Maximum Interaction Value

Given a set of notifications, each described by a start time, an end time, and an interaction value, your task is to select a compatible subset of notifications such that the sum of their interaction values is maximized. Two notifications are compatible if the end time of one is less than or equal to the start time of the other, i.e. if \(e_i \leq s_j\). This problem can be solved using dynamic programming combined with binary search for efficiency.

Note: The notifications should be processed by sorting them on their end times. For each notification \(i\), you can use binary search to find the rightmost notification \(j\) (where \(j < i\)) such that \(e_j \leq s_i\). The recurrence relation is then:

[ \text{dp}[i] = \max(\text{notifications}[i].v + \text{dp}[j],; \text{dp}[i-1]) ]
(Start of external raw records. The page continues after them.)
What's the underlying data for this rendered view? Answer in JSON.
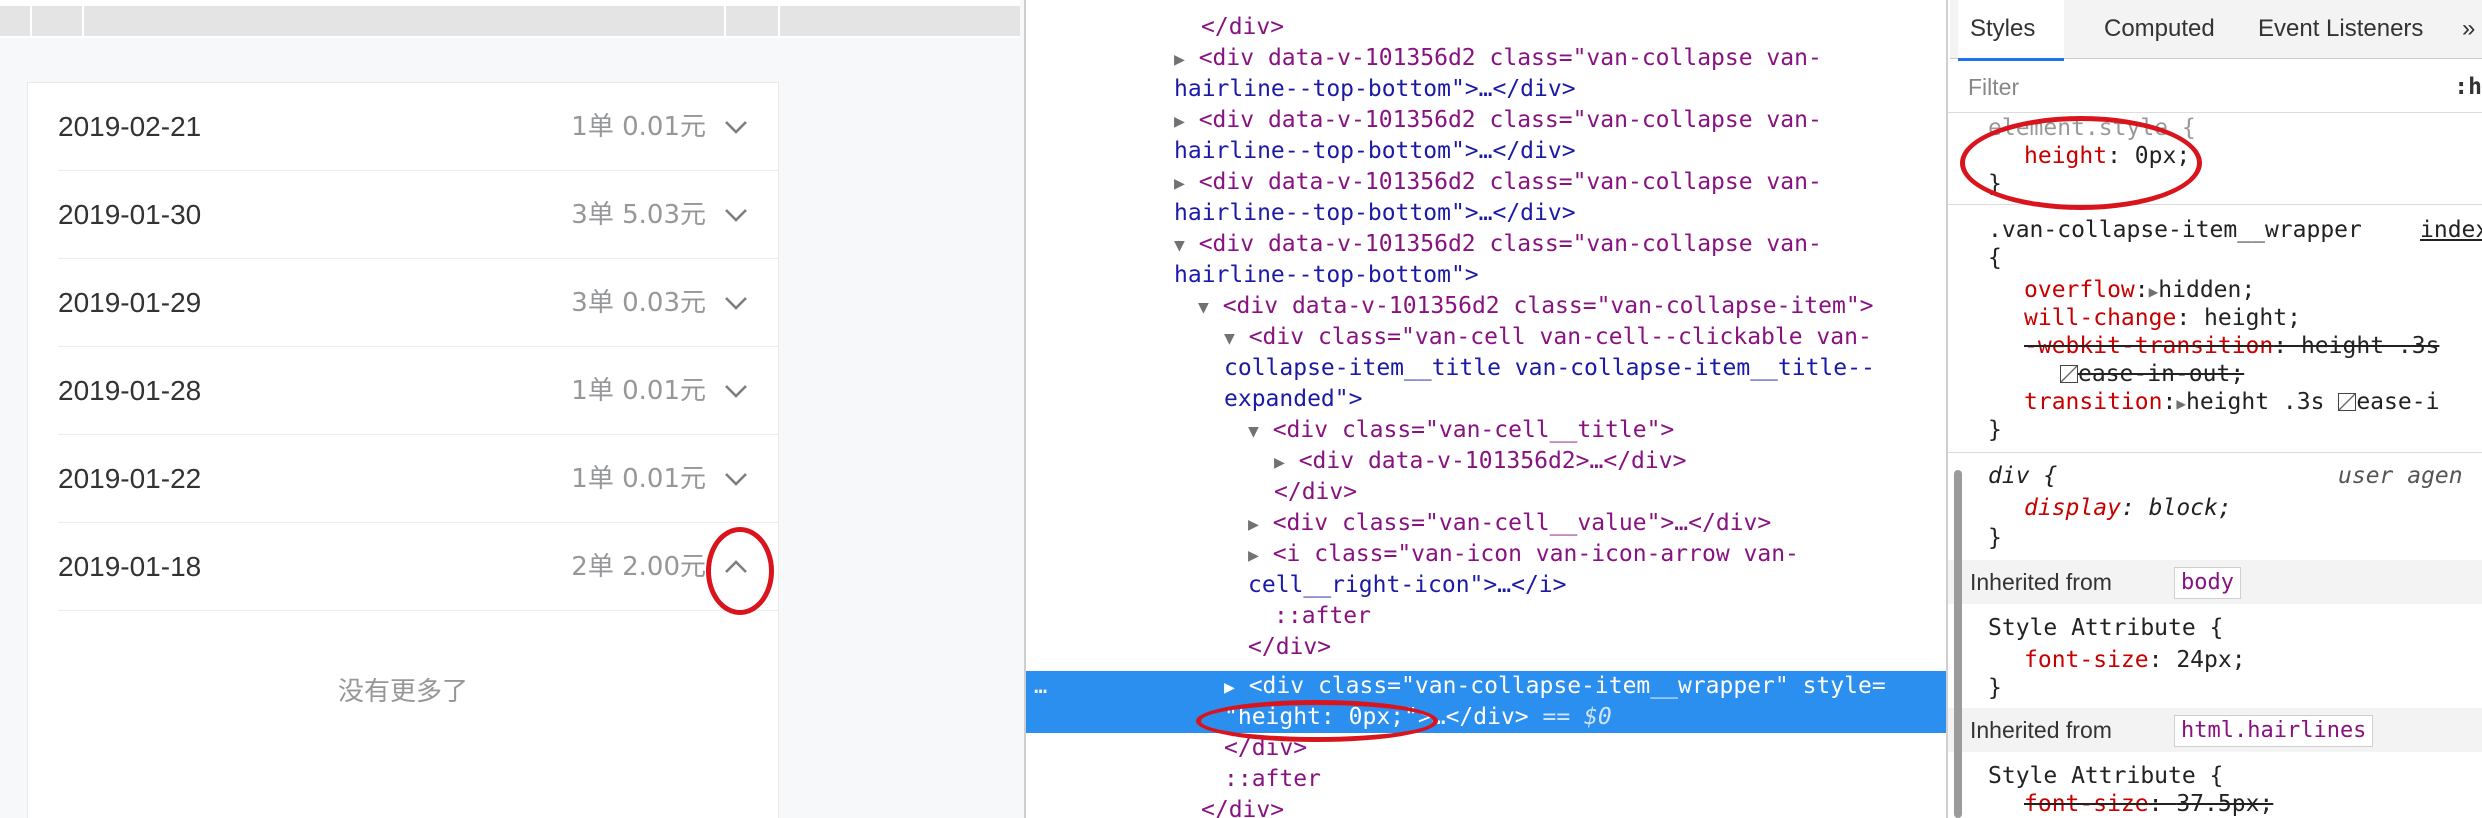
{
  "preview": {
    "rows": [
      {
        "date": "2019-02-21",
        "value": "1单 0.01元",
        "expanded": false
      },
      {
        "date": "2019-01-30",
        "value": "3单 5.03元",
        "expanded": false
      },
      {
        "date": "2019-01-29",
        "value": "3单 0.03元",
        "expanded": false
      },
      {
        "date": "2019-01-28",
        "value": "1单 0.01元",
        "expanded": false
      },
      {
        "date": "2019-01-22",
        "value": "1单 0.01元",
        "expanded": false
      },
      {
        "date": "2019-01-18",
        "value": "2单 2.00元",
        "expanded": true
      }
    ],
    "no_more": "没有更多了",
    "annotation_color": "#d9141d"
  },
  "elements": {
    "lines": [
      "</div>",
      "<div data-v-101356d2 class=\"van-collapse van-",
      "hairline--top-bottom\">…</div>",
      "<div data-v-101356d2 class=\"van-collapse van-",
      "hairline--top-bottom\">…</div>",
      "<div data-v-101356d2 class=\"van-collapse van-",
      "hairline--top-bottom\">…</div>",
      "<div data-v-101356d2 class=\"van-collapse van-",
      "hairline--top-bottom\">",
      "<div data-v-101356d2 class=\"van-collapse-item\">",
      "<div class=\"van-cell van-cell--clickable van-",
      "collapse-item__title van-collapse-item__title--",
      "expanded\">",
      "<div class=\"van-cell__title\">",
      "<div data-v-101356d2>…</div>",
      "</div>",
      "<div class=\"van-cell__value\">…</div>",
      "<i class=\"van-icon van-icon-arrow van-",
      "cell__right-icon\">…</i>",
      "::after",
      "</div>"
    ],
    "selected_line_1": "<div class=\"van-collapse-item__wrapper\" style=",
    "selected_line_2a": "\"height: 0px;\">",
    "selected_line_2b": "…</div>",
    "selected_eq": " == $0",
    "selected_dots": "…",
    "after_lines": [
      "</div>",
      "::after",
      "</div>"
    ],
    "selection_color": "#2b8ff0"
  },
  "styles": {
    "tabs": [
      "Styles",
      "Computed",
      "Event Listeners",
      "»"
    ],
    "active_tab": "Styles",
    "filter_placeholder": "Filter",
    "filter_hov": ":h",
    "element_style": {
      "selector": "element.style {",
      "prop": "height",
      "value": "0px;",
      "close": "}"
    },
    "wrapper_rule": {
      "selector": ".van-collapse-item__wrapper",
      "source": "index",
      "open": "{",
      "props": [
        {
          "name": "overflow",
          "value": "hidden;",
          "strike": false
        },
        {
          "name": "will-change",
          "value": "height;",
          "strike": false
        },
        {
          "name": "-webkit-transition",
          "value": "height .3s",
          "strike": true
        },
        {
          "name": "",
          "value": "ease-in-out;",
          "strike": true
        },
        {
          "name": "transition",
          "value": "height .3s",
          "strike": false,
          "extra": "ease-i"
        }
      ],
      "close": "}"
    },
    "div_rule": {
      "selector": "div {",
      "source": "user agen",
      "prop": "display",
      "value": "block;",
      "close": "}"
    },
    "inherited_body": {
      "label": "Inherited from",
      "chip": "body"
    },
    "body_rule": {
      "selector": "Style Attribute {",
      "prop": "font-size",
      "value": "24px;",
      "close": "}"
    },
    "inherited_html": {
      "label": "Inherited from",
      "chip": "html.hairlines"
    },
    "html_rule": {
      "selector": "Style Attribute {",
      "prop": "font-size",
      "value": "37.5px;"
    }
  }
}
where \(\text{dp}[i]\) represents the maximum interaction value using notifications up to the \(i^{th}\) notification.

inputFormat

The first line contains an integer \(n\) representing the number of notifications. Each of the next \(n\) lines contains three integers \(s\), \(e\), and \(v\) separated by spaces, where:

• \(s\) is the start time,
• \(e\) is the end time, and
• \(v\) is the interaction value of the notification.

The input is provided via standard input (stdin).

outputFormat

Output a single integer which is the maximum sum of interaction values that can be achieved by selecting a compatible set of notifications. The output should be written to standard output (stdout).

5
1 3 10
2 5 15
4 6 10
5 8 5
7 9 10

30